Developmental psychologist Erik Erikson considered fostering an identity to be the primary goal an adolescent must master. They find themselves in the awkward middle ground between the dependency of the childhood years, and the independence of adulthood. In turn, while teens no longer consider themselves as so reliant on parents and will often aggressively push away from them, in reality, they are not yet developmentally mature enough to warrant the benefits of full adult freedom in their choice-making. Their “job”, then is to demonstrate to parents and society in general that they don’t require guidance, for subjecting themselves to this influence serves as a reminder of the childhood they have left behind. Perhaps of greatest importance is the drive to individuate from parents during these years in order to become their “own person”, and less so be known as “Mr Smith’s son”, or “Ms Jones’s daughter”. Often, merely listening to parents without opposition represents a perceived loss of identity, and the powerful quest to establish this self-concept compels adolescents to engage in behaviours that are so defiant and outrageous that they harm or hinder themselves while seeking to prove their caregivers wrong.

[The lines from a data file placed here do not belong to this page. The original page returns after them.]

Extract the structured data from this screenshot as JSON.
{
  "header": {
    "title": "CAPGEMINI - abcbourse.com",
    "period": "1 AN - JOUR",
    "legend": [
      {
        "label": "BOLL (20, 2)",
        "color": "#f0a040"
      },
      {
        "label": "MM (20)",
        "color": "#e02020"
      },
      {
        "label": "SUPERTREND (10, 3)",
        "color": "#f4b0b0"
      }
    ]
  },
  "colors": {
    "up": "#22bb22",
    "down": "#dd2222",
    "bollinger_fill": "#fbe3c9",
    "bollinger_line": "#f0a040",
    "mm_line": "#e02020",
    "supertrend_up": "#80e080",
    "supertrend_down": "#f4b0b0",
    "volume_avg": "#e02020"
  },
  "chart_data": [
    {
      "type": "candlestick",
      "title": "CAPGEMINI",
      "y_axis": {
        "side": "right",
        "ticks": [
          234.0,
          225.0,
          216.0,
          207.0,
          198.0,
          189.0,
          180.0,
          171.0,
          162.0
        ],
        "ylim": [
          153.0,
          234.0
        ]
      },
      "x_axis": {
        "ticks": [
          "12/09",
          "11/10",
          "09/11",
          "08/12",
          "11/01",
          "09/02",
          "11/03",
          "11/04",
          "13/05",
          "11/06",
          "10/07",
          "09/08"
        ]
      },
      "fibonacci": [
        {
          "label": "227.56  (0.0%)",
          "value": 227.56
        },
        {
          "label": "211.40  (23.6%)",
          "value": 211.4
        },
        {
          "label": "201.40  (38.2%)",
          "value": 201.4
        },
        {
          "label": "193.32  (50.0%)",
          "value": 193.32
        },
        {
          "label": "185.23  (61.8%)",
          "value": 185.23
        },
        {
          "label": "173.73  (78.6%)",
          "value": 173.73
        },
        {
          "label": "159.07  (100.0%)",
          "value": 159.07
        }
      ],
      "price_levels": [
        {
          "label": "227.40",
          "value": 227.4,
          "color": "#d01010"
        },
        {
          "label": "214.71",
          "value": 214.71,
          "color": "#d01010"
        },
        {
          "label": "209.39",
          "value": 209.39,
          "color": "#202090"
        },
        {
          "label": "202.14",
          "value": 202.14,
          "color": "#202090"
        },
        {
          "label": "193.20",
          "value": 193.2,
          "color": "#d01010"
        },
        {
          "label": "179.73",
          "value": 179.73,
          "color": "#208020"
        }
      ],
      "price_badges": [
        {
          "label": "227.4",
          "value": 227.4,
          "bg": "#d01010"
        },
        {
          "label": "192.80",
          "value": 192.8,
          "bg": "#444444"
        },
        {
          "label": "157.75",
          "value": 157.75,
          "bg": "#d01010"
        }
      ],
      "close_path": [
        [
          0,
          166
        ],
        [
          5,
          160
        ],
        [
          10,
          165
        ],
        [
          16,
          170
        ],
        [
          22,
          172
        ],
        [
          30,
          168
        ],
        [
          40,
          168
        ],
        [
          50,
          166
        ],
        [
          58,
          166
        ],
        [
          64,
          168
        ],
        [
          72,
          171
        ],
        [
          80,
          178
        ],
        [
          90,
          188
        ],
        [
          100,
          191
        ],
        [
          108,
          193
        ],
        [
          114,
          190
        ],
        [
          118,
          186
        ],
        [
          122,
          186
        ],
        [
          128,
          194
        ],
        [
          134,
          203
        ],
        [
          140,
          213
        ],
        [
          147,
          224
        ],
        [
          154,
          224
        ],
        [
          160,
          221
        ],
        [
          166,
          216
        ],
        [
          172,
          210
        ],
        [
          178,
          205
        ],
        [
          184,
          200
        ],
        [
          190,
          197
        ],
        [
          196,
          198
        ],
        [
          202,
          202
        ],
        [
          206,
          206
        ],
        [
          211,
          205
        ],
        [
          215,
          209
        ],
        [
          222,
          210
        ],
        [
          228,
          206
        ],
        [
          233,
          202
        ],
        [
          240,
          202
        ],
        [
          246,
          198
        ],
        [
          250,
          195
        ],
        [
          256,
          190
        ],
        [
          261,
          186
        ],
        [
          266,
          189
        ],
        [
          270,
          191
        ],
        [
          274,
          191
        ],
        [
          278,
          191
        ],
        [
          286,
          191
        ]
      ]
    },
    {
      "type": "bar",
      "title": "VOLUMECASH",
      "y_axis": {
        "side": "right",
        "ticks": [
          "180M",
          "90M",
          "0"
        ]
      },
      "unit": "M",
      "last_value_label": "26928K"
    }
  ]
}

Point is, while these behaviours are often disrespectful and sometimes even antisocial, my belief is that the teen that engages in them is typically confused, overwhelmed, and even self-loathing.
Of course, parents are predictably applying consequences for these behaviours, and while said consequences are often not only called for but appropriate, they are unknowingly contributing to the “teen problem” when they aren’t being mindful of their adolescent’s experience and mindset, and come to label their teen and associate him/her with their behaviours. In other words, parents often “miss” what their kids are communicating through their behaviours, and wind up treating them in relation to the troubling actions, which is inclined to further contribute to the problem.
My goal is to first “join” or relate to the teen in ways that afford him/her the opportunity to lower their defences, and then to align with them in light of the various pressures or conflicts they are experiencing. While holding them fully responsible for their choices, I seek to help them observe their roles in conflict but also their deeper experience in it – I want them to notice the ways their internal struggles can so easily manifest in misplaced external outcomes that only alienate them further, add to their problem, and keep them from feeling understood in the midst of it. I believe that in providing this “safe place” to come to more in touch with their feelings and the message their behaviours are communicating, they can be empowered to make better choices for future.